Em primeiro lugar, com a diminuição do excesso de leis e decretos, já que leis em sentido lato geram conflitos, isto é, legislar somente o necessário e com eficácia, ou seja, ter responsabilidade legislativa e não utilizar a força do Direito como guerra contra o outro lado.

Em segundo lugar, resgatar os demais instrumentos de controle social supramencionados (ética, moral, regras de trato social) e fortalecer as instituições. Todavia, tal fortalecimento se dá não com propagandas em redes sociais, mas com ações efetivas na busca do interesse público primário. Em terceiro, propor uma política fraterna, que consiste no respeito ao adversário.

Por fim, diminuir a polarização e focar o debate nos seus aspectos reais, técnicos e econômicos e não desfocar as discussões para atos de fé ou cor, já que todos somos iguais em direitos e deveres. Pensar diferente faz parte do jogo democrático (a unanimidade é burra).

Se tivermos igual respeito e consideração, como afirma Dworkin, na atuação dos três poderes há reforço do espírito republicano melhorando a qualidade do debate na esfera pública e, com efeito, na esfera privada.

Mas não é só isso, é preciso que se reforce a noção de auto responsabilidade, a democracia participativa, a adequação do discurso oficial ao real , a educação para a cidadania, o incentivo e a cultura do compartilhamento do direito à  informação verídica, a oposição responsável, a aceitação da derrota, o respeito às minorias, mas também às maiorias sem a utilização do poder como vingança.
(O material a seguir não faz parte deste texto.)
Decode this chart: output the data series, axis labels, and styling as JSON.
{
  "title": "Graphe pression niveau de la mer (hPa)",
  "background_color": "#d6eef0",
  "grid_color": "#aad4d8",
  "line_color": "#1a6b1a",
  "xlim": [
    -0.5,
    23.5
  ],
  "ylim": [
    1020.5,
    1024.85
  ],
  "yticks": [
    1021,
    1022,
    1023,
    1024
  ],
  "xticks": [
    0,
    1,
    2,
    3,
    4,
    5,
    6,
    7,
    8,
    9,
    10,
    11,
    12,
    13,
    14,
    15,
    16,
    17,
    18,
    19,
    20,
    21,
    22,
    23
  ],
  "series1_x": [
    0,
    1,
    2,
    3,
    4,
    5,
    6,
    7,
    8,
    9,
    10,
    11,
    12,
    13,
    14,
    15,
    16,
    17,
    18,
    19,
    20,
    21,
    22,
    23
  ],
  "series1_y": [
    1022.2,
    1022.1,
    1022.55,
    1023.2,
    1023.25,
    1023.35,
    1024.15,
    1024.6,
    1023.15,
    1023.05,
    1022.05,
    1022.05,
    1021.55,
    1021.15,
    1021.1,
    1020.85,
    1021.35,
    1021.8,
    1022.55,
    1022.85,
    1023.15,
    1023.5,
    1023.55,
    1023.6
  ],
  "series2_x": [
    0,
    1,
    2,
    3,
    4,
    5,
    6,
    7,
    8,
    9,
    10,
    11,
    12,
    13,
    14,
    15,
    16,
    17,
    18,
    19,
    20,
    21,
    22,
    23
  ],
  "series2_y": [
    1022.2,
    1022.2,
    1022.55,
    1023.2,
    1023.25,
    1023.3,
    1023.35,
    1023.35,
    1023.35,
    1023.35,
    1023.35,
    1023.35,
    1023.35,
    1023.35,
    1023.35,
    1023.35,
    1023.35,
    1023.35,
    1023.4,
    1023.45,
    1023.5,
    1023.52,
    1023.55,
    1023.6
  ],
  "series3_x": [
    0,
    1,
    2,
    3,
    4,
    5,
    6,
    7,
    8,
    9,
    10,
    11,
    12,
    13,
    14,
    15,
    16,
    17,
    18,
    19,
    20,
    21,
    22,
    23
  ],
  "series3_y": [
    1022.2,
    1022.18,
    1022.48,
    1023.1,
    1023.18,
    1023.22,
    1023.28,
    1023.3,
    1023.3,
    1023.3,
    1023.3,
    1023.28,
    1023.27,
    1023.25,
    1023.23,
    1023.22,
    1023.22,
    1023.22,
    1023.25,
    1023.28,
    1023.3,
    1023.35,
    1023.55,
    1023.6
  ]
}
E como? Transparência nas ações, impessoalidade institucional, incentivo do sentimento de pertencimento à comunidade e uma mudança de paradigma da incapacidade, para a capacidade de resistir, de aguentar o outro, o diferente, o oposto. Do contrário, a democracia irá morrer. Precisamos perceber os maléficos efeitos da intolerância e agir rapidamente.

Como aduz Melani Feldmann: “(…) nos fazem perceber que o fim da origem do vilão é o princípio do nascimento do herói. Esse Estado de Exceção que viola direitos fundamentais em “prol de uma causa maior” ilustra uma impostora artesania de valores, ludibriando os bobos da corte no limite da excelência. Reflexões difíceis sobre questões complexas, buscaremos a glória ou nos contentaremos com a perdição?”

Parafraseando a autora supra, continuemos feito bobos da corte na perdição da intolerância nos debates públicos e privados ou pregamos uma fraternidade política e institucional com resgate às regras formais e informais do regime que ainda entendemos melhor para a cidadania, qual seja a Democracia.